Ø  In November 2010 the protocol for the surveillance of surgical site infections is designed and from July 2011 it is implemented together with the surveillance of device-associated infections.

Ø  In 2011 Slovakia and Serbia join INICC.

Ø  In 2012, INICC is joined by Czech Republic, Bolivia, Ecuador, Iran and Romania.

Ø  In 2013, INICC launch its online application, called “INICC Online System”.

Ø  In 2013, INICC is joined by Botswana, Guatemala, Mongolia and Uruguay.

Ø  In 2014, INICC is joined by Cyprus, Indonesia, Kenya, Kuwait, Libya, Nepal, Nicaragua, Qatar, Paraguay, Russia, Sultanate of Oman, Ukraine, United Arab Emirates and Yemen.

Ø  In 2015, INICC is joined by more hospitals from Egypt, Iran, Kingdom of Saudi Arabia, Colombia, Turkey, and India..

Ø  In 2016, INICC is joined by Bahrain, Palestine, and Papua New Guinea.

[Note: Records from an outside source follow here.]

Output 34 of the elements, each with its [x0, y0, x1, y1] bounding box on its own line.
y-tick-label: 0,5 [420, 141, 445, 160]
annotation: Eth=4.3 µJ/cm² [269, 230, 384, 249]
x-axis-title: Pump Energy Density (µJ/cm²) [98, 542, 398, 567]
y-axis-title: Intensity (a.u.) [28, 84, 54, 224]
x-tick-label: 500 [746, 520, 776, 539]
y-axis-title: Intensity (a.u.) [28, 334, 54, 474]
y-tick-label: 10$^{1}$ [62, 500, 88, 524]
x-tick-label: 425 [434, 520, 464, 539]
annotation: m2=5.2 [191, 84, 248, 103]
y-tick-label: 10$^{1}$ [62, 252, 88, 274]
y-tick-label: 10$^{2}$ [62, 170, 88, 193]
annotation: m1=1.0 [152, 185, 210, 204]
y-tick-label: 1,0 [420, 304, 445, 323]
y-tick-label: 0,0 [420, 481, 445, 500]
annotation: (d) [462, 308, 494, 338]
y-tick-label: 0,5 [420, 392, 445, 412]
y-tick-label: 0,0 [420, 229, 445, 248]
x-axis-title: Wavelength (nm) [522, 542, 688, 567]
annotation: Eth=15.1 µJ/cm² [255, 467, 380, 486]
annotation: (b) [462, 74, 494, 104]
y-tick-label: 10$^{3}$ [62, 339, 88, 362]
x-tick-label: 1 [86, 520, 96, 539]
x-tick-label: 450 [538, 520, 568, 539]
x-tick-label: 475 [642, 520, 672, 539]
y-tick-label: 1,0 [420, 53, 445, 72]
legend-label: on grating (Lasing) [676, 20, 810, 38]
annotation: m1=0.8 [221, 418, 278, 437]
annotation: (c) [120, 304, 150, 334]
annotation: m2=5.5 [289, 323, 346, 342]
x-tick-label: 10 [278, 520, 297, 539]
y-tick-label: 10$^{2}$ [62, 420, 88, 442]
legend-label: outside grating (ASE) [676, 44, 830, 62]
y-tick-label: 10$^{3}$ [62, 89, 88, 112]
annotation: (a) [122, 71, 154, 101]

Ø  In 2017, INICC is joined by Paraguay, and more centers from Argentina, Brazil, Cuba, India, Indonesia, Mexico, Mongolia, Poland and Philippines.

Ø  At present, 1,998 investigators participate actively in INICC, reporting their data from 460 healthcare centers in 423 cities of 69 countries in Africa, Latin America, South-East Asia, Europe, Eastern Mediterranean, and Western Pacific.